5. Return Result: If the pointers meet without mismatches, return True.

Time Complexity: O(1)
Space Complexity: O(1)

Question 2

Two Integer Sum II (med)

Given an array of integers numbers that is sorted in non-decreasing order.

Return the indices (1-indexed) of two numbers, [index1, index2], such that they add up to a given target number target and index1 < index2. Note that index1 and index2 cannot be equal, therefore you may not use the same element twice.

There will always be exactly one valid solution.

Answer 2

1. Initialization: Left pointer starts at the beginning of the array.
   right pointer starts at the end of the array.
2. Calculate the Sum: Add the values at the left and right pointers (numbers[left] + numbers[right]).
   If the sum equals the target, return the 1-based indices [left + 1, right + 1].
3. Adjust Pointers: If the sum is greater than the target, move the right pointer one step left to reduce the sum.
   If the sum is less than the target, move the left pointer one step right to increase the sum.
4. Continue: Repeat until the pointers meet or the solution is found.

Time Complexity: O(n)
Space Complexity: O(1)

Question 3

3 Sum (med)

Given an integer array nums, return all the triplets [nums[i], nums[j], nums[k]] where nums[i] + nums[j] + nums[k] == 0, and the indices i, j and k are all distinct.

The output should not contain any duplicate triplets. You may return the output and the triplets in any order.

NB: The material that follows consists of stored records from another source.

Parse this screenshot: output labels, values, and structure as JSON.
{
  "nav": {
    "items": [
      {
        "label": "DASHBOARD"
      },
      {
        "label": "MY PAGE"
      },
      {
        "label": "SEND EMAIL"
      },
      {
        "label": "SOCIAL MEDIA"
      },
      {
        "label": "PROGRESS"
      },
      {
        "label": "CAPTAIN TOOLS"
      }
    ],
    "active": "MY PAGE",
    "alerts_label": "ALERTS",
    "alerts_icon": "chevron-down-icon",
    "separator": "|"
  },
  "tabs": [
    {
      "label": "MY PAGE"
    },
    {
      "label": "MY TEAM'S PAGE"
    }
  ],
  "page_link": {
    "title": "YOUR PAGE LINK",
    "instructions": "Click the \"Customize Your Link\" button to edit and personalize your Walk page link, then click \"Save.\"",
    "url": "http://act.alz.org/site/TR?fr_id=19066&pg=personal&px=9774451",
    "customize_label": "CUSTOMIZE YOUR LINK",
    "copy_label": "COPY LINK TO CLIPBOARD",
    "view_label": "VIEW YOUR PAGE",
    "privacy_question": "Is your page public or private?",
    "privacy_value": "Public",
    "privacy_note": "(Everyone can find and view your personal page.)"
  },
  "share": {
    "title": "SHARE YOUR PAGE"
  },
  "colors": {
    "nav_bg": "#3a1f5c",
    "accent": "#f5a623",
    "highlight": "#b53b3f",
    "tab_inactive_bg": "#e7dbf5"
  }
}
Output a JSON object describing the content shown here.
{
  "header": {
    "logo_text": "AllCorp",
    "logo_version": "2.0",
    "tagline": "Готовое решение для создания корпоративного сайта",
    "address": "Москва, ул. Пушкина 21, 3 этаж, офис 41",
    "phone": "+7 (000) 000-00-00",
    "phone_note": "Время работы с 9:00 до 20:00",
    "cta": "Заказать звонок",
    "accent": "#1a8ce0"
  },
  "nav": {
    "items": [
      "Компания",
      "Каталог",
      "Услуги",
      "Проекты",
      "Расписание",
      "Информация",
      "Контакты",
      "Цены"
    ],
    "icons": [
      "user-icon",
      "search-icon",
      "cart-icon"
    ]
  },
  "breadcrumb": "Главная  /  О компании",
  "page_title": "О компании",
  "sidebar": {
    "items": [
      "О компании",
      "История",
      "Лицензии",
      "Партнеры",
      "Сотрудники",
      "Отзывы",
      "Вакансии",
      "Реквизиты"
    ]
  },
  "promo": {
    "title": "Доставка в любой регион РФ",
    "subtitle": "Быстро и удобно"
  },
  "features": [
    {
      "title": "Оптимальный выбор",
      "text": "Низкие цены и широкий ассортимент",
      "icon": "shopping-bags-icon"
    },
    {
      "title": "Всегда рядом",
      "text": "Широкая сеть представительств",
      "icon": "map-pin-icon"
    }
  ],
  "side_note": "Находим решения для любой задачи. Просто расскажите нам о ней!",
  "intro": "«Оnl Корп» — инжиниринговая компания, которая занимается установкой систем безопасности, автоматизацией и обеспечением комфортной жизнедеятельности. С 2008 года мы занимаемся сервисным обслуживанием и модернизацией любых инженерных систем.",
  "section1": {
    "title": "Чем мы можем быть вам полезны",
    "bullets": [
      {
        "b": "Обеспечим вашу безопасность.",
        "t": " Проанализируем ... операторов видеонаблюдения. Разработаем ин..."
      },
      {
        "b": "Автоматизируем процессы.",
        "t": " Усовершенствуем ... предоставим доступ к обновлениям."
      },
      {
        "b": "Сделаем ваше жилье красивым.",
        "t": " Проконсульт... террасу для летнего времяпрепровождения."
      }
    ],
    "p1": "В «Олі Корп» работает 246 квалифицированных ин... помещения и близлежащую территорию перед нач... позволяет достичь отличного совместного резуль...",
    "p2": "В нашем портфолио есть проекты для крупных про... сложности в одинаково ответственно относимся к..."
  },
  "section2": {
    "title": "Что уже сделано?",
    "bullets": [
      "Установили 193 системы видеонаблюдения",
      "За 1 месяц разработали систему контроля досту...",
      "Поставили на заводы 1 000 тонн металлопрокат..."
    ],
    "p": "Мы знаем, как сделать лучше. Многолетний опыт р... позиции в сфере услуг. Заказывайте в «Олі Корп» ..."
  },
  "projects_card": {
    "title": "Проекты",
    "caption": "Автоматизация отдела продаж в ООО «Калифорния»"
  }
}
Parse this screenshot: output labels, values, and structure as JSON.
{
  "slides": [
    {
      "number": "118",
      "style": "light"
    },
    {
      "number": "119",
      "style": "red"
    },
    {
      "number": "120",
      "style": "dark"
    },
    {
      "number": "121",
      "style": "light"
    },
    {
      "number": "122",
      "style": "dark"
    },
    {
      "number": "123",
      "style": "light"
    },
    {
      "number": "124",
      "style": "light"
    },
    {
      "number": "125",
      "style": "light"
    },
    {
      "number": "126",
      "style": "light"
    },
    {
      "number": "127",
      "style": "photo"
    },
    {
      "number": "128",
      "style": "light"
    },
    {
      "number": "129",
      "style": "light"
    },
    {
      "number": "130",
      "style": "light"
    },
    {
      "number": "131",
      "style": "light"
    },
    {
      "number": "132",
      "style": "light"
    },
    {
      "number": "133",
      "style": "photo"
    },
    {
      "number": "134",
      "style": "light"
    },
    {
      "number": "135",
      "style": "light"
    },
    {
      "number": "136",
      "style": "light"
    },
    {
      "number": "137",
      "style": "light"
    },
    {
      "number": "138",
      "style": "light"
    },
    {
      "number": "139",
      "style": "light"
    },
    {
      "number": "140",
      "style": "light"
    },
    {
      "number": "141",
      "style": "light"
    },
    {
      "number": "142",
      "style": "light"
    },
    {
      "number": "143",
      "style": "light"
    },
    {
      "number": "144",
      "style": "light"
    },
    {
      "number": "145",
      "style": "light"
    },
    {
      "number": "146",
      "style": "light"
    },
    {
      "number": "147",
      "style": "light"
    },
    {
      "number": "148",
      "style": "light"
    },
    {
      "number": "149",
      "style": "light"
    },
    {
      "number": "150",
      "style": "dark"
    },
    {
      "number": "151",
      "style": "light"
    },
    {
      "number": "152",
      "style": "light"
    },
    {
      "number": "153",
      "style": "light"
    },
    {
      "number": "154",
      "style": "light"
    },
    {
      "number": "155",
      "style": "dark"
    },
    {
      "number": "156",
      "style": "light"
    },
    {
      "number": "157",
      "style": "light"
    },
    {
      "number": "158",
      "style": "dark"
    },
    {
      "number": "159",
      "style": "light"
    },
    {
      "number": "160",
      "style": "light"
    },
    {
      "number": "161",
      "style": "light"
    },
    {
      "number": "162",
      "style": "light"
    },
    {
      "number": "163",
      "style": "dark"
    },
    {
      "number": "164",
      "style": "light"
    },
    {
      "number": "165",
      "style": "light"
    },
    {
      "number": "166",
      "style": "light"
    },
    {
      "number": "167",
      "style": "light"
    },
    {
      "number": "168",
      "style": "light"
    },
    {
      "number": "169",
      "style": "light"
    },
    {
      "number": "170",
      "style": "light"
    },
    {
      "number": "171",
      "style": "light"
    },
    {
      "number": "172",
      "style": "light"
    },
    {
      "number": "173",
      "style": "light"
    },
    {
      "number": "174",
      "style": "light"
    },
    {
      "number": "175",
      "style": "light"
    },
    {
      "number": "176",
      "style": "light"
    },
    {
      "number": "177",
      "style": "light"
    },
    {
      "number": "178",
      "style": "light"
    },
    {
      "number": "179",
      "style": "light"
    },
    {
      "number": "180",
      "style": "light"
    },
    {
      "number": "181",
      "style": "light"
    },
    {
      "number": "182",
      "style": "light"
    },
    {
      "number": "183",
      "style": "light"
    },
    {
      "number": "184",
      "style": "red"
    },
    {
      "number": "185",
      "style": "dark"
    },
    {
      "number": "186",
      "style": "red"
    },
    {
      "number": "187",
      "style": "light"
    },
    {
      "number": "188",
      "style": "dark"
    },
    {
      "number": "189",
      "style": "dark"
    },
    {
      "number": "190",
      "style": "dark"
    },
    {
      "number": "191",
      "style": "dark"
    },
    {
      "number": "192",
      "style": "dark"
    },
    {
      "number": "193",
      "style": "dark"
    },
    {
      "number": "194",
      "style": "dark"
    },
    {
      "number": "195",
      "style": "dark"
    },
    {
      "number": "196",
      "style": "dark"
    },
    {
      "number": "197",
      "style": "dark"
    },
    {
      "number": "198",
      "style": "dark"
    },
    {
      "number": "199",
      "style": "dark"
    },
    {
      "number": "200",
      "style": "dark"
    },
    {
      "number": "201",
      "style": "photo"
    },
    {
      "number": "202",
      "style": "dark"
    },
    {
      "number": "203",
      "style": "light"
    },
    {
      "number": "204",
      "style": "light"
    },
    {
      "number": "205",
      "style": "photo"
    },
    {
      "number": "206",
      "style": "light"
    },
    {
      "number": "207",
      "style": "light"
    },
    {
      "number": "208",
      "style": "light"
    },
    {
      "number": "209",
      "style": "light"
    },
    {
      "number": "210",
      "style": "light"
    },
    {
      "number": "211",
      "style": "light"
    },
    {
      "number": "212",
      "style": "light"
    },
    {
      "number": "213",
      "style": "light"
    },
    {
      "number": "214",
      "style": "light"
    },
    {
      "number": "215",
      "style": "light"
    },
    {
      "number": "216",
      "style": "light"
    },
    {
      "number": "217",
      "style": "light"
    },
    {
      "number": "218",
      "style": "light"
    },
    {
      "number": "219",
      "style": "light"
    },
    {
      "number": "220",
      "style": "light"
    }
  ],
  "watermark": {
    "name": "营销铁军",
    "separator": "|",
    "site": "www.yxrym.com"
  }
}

Input: nums = [-1,0,1,2,-1,-4]
Output: [[-1,-1,2],[-1,0,1]]

Answer 3

1. Sort the Array: Sorting simplifies duplicate handling and enables the two-pointer approach.
2. Iterate: Use each number a as the first element of the triplet. Skip duplicates of a.
3. Two-Pointer Search: Use pointers l (left) and r (right) to find numbers such that a+nums[l]+nums[r]=0. If the sum is zero, save the triplet and skip duplicates.
4. Adjust pointers: Sum < 0 → move l right. Sum > 0 → move r left.
5. Output: Return all unique triplets.
   Time Complexity: O(n^2)
   Space Complexity: O(1)

Question 4

Container with most water (med)

You are given an integer array heights where heights[i] represents the height of the ith bar.You may choose any two bars to form a container. Return the maximum amount of water a container can store.

Answer 4

1. Two Pointers: Use a left pointer at the start and a right pointer at the end of the array.
2. Calculate Area: Compute the area as min(heights[left],heights[right])×(right−left).
3. Update maxHeight if the current area is larger.
4. Move Pointers: If heights[left] <= heights[right], move left pointer right.Otherwise, move right pointer left.
5. Stop When Left Meets Right: Return the maximum area found.

Time Complexity: O(n)
Space Complexity: O(1)

Question 5

Trapping Rain Water (hard)

You are given an array non-negative integers height which represent an elevation map. Each value height[i] represents the height of a bar, which has a width of 1.

Return the maximum area of water that can be trapped between the bars.

Input: height = [0,2,0,3,1,0,1,3,2,1]
Output: 9

Answer 5

1. Precompute Maximums: maxLeft[i]: Maximum height to the left of index i. maxRight[i]: Maximum height to the right of index i.
2. Calculate Minimum Boundaries: For each index i, compute minLeftRight[i] = min(maxLeft[i], maxRight[i]).
3. Compute Trapped Water: For each index i, the trapped water is minLeftRight[i] - height[i] if it’s positive.